“C’est probablement la dernière conquête en plein cœur de ville”, explique François Husson. Pour le directeur du service commerce à la CCI, Gilles Roux, le réaménagement complet de la place Thiers ouvre de nouvelles perspectives : “La gare, jusqu’à présent, tournait le dos à la partie ouest de la ville. En ouvrant des entrées sur la rue Saint-Léon et le viaduc Kennedy, on décloisonne cette partie et on espère un développement commercial.”
Si beaucoup de petits commerces de détail ont fermé dans les années 80-90, le centre a malgré tout maintenu son attractivité grâce à la création d’un centre commercial en plein cœur de ville, Saint-Sébastien, qui a favorisé un renouvellement de l’offre. Un fonds d’intervention pour les services, l’artisanat et le commerce (Fisac) a, en outre, permis de rénover les façades des immeubles avoisinants.
Le plus important plancher commercial de Nancy se trouve ainsi toujours au cœur de la ville, avec 22,6 % de la consommation. Mais il est indéniable qu’il a vu son espace marchand se rétrécir. “La deuxième ligne de tramway, dans le sens nord-sud, changera peut-être la donne. L’évolution des facteurs de commercialité porte déjà ses fruits puisque l’on observe l’installation de commerces, dans les rues Saint-Dizier et Stanislas, notamment. La ville évolue sur de nouveaux quartiers", note Gilles Roux.

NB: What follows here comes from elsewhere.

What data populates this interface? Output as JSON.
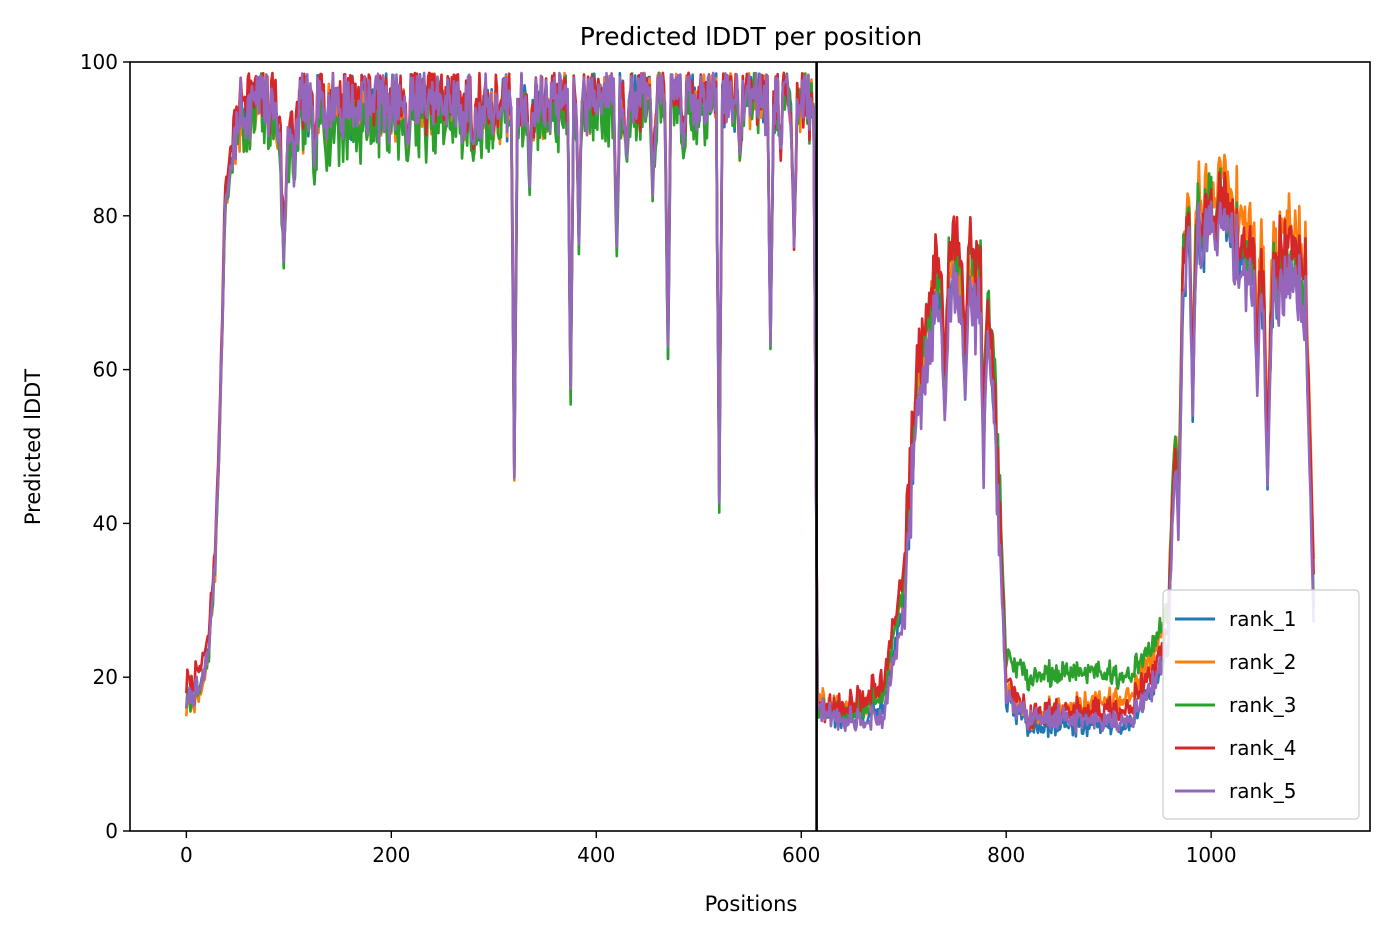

Fermée d’un côté par la voie ferrée, la ville l’était aussi à l’Est par le canal. Le réaménagement de ce dernier devrait permettre de la dégager, d’autant que s’ouvre, sur l’autre rive, un horizon particulièrement intéressant de 130 hectares à exploiter : une ville nouvelle grâce à la récupération de nombreuses friches. “Peu de cités ont des espaces fonciers aussi importants à redéployer”, se félicite Jean-Pierre Lehmann des Vitrines de Nancy. Un centre commercial de 25 000 m2 avec un Auchan et une vingtaine de boutiques, dans la zone de Marcel-Brot, devrait contribuer à son décollage.